Technologie
Le revirement de Meta sur le fact-checking continue de provoquer l'inquiétude
10/01/2025 - 15:00
AFP"Le monde réel" va souffrir de la décision du patron de Meta de mettre fin au programme de fact-checking aux Etats-Unis, a averti un réseau international de fact-checking, peu avant que l'ONU et le Conseil de l'Europe s'alarment également.
L'International Fact-Checking Network (IFCN) a fait cette déclaration jeudi, deux jours après l'annonce en forme de coup de théâtre de Mark Zuckerberg.
L'IFCN a également rejeté comme étant "faux" l'argument avancé pour justifier sa décision par le fondateur et patron de Meta (Facebook, Instagram, WhatsApp) selon lequel la vérification des informations "était orientée politiquement" et apportait "trop de censure".
Si Meta généralisait au monde entier sa décision, qui pour l'instant ne concerne que les Etats-Unis, cela aurait des conséquences dramatiques, a averti le réseau international qui regroupe plus de 130 organisations, dont l'AFP.
"Il est presque certain qu'il en résultera(it) un préjudice pour le monde réel dans de nombreux endroits", a estimé ce réseau, faisant référence, par opposition, au monde virtuel de l'internet.
Parmi les plus de 100 pays dotés d'un programme de fact-checking, certains sont "très vulnérables à la désinformation qui engendre de l'instabilité politique, des ingérences dans les élections, de la violence de masse et même des génocides", explique l'IFCN.
Le réseau international de fact-checking a également rejeté les propos de Mark Zuckerberg selon lesquels "les fact-checkers ont plus contribué à réduire la confiance qu'ils ne l'ont améliorée, en particulier aux Etats-Unis" et ses allégations de "censure".
"C'est faux et nous voulons rétablir la vérité, à la fois pour le contexte actuel et pour l'Histoire", a réagi l'IFCN.
Mark Zuckerberg a justifié sa décision mardi par son souci de "restaurer l'expression libre sur (ses) plateformes", à l'approche du retour, le 20 janvier, à la Maison blanche de Donald Trump, qui a durement critiqué Facebook pendant des années et dont il tente de s'attirer les bonne grâces.
L'annonce du patron de Meta a provoqué l'émoi dans de nombreux pays, de l'Europe à l'Australie, en passant par le Brésil et jusqu'à l'ONU.
Réguler les contenus haineux en ligne "n'est pas de la censure", a ainsi affirmé vendredi le Haut-Commissaire de l'ONU aux droits de l'Homme, Volker Türk, après la volte-face de Meta.
"Autoriser les discours de haine et les contenus malfaisants en ligne a des conséquences concrètes.
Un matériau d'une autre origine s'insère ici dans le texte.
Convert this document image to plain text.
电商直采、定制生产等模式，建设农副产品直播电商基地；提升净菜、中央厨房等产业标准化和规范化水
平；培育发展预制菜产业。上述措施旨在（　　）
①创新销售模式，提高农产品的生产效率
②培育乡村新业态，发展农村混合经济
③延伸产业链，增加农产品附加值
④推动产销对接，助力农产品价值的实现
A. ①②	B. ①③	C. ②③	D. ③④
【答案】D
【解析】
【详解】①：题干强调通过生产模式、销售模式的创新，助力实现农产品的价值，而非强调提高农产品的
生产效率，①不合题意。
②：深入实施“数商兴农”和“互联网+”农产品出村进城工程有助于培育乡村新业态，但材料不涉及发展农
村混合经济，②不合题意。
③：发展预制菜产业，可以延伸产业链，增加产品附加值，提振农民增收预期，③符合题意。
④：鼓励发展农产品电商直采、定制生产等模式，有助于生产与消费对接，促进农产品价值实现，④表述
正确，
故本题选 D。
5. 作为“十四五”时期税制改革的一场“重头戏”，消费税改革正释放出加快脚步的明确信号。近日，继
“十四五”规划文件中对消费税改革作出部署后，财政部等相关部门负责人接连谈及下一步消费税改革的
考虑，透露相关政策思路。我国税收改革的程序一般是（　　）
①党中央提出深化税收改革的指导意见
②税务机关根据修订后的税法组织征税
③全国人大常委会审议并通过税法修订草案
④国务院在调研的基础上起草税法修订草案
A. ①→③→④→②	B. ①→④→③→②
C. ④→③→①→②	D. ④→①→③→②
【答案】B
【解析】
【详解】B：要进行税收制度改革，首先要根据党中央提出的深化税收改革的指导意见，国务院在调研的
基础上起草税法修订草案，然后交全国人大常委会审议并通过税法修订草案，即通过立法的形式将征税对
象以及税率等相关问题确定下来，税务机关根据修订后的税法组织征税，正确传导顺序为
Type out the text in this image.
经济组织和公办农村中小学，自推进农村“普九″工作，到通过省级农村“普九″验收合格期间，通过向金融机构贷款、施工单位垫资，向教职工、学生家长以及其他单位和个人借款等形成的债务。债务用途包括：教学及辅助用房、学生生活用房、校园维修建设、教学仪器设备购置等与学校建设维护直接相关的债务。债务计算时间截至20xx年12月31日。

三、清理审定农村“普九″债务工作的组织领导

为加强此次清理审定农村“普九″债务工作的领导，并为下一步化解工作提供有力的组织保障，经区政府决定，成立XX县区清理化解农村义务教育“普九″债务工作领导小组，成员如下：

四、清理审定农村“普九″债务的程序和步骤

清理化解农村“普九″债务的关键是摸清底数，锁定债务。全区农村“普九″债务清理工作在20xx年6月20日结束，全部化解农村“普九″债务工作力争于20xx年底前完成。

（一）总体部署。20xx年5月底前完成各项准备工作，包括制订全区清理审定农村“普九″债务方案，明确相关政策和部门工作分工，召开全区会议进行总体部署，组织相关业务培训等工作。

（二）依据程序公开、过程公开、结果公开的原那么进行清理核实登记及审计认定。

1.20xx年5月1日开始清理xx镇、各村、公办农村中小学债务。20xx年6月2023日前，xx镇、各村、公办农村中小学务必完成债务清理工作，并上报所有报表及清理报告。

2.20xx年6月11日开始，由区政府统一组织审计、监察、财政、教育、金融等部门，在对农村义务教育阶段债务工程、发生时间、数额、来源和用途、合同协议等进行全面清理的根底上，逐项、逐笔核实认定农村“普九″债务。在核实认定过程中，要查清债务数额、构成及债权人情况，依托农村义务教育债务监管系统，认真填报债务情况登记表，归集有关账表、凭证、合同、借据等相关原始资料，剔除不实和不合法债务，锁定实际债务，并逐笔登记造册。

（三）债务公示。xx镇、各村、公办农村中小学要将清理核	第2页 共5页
Réglementer ces contenus n'est pas de la censure", a affirmé M. Türk, sur le réseau social X, dont le propriétaire, Elon Musk, accuse lui-même depuis des années les programmes de fact-checking de "censurer" les voix conservatrices.
A Strasbourg, le Conseil de l'Europe s'est également inquiété vendredi.
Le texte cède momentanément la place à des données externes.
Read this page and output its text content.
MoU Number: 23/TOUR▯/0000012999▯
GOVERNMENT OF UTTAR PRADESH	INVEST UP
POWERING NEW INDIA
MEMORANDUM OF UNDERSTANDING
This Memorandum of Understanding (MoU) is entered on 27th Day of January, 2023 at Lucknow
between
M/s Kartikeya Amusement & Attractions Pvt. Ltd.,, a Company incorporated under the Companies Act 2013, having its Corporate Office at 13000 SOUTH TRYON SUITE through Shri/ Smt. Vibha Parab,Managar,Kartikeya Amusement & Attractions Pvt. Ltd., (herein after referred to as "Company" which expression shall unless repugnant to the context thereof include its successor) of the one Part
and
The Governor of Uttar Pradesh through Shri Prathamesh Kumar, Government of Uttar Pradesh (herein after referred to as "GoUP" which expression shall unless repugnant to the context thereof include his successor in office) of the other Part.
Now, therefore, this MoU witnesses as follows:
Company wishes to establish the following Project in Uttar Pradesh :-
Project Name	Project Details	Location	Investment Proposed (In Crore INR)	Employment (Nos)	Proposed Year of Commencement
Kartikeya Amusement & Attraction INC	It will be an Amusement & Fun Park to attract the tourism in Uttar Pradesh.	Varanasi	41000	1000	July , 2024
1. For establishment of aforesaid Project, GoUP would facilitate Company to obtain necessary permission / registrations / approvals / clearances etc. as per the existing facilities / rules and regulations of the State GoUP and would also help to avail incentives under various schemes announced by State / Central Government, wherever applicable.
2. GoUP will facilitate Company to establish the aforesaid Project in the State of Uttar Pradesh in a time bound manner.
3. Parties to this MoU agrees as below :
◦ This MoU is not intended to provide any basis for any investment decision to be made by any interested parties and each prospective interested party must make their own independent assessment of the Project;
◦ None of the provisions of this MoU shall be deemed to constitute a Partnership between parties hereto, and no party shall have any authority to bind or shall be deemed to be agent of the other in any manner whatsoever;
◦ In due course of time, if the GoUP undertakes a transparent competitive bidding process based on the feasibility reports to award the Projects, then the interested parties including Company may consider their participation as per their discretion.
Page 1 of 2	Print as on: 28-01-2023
La décision de Meta "pourrait avoir des conséquences négatives pour les droits humains", a prévenu le commissaire aux droits de l'Homme du Conseil de l'Europe, Michael O'Flaherty.
"Il est important de souligner que combattre les mensonges et empêcher que se répandent des messages violents ou haineux, ce n'est pas de la censure. Il s'agit d'un engagement à protéger les droits humains", poursuit-il.
Facebook utilise les fact-checks de quelque 80 organisations dans le monde.
L'Agence France-Presse est en première ligne à l'échelle mondiale. Elle participe dans plus de 26 langues à un programme de Meta qui rémunère ces médias à travers le monde pour utiliser leurs fact-checks sur Facebook, Instagram et WhatsApp. "Nous sommes en train d'évaluer la situation", indique la direction de l'agence.
Alors qu'une vague massive de désinformation inondait la planète, le fact-checking est devenu un format journalistique à part entière.
Il s'est développé au début des années 2000 aux Etats-Unis grâce à l'internet et sous l'impulsion de médias soucieux de confronter la parole des personnalités politiques à la réalité, à l'instar du site PolitiFact, lancé en 2007 et lauréat du prix Pulitzer en 2009.
Correction de chiffres en direct à la télévision, articles en ligne barrés de la mention vrai ou faux... la méthode a essaimé partout dans le monde, jusqu'à la bascule survenue en 2016 avec l'élection de Donald Trump et le Brexit.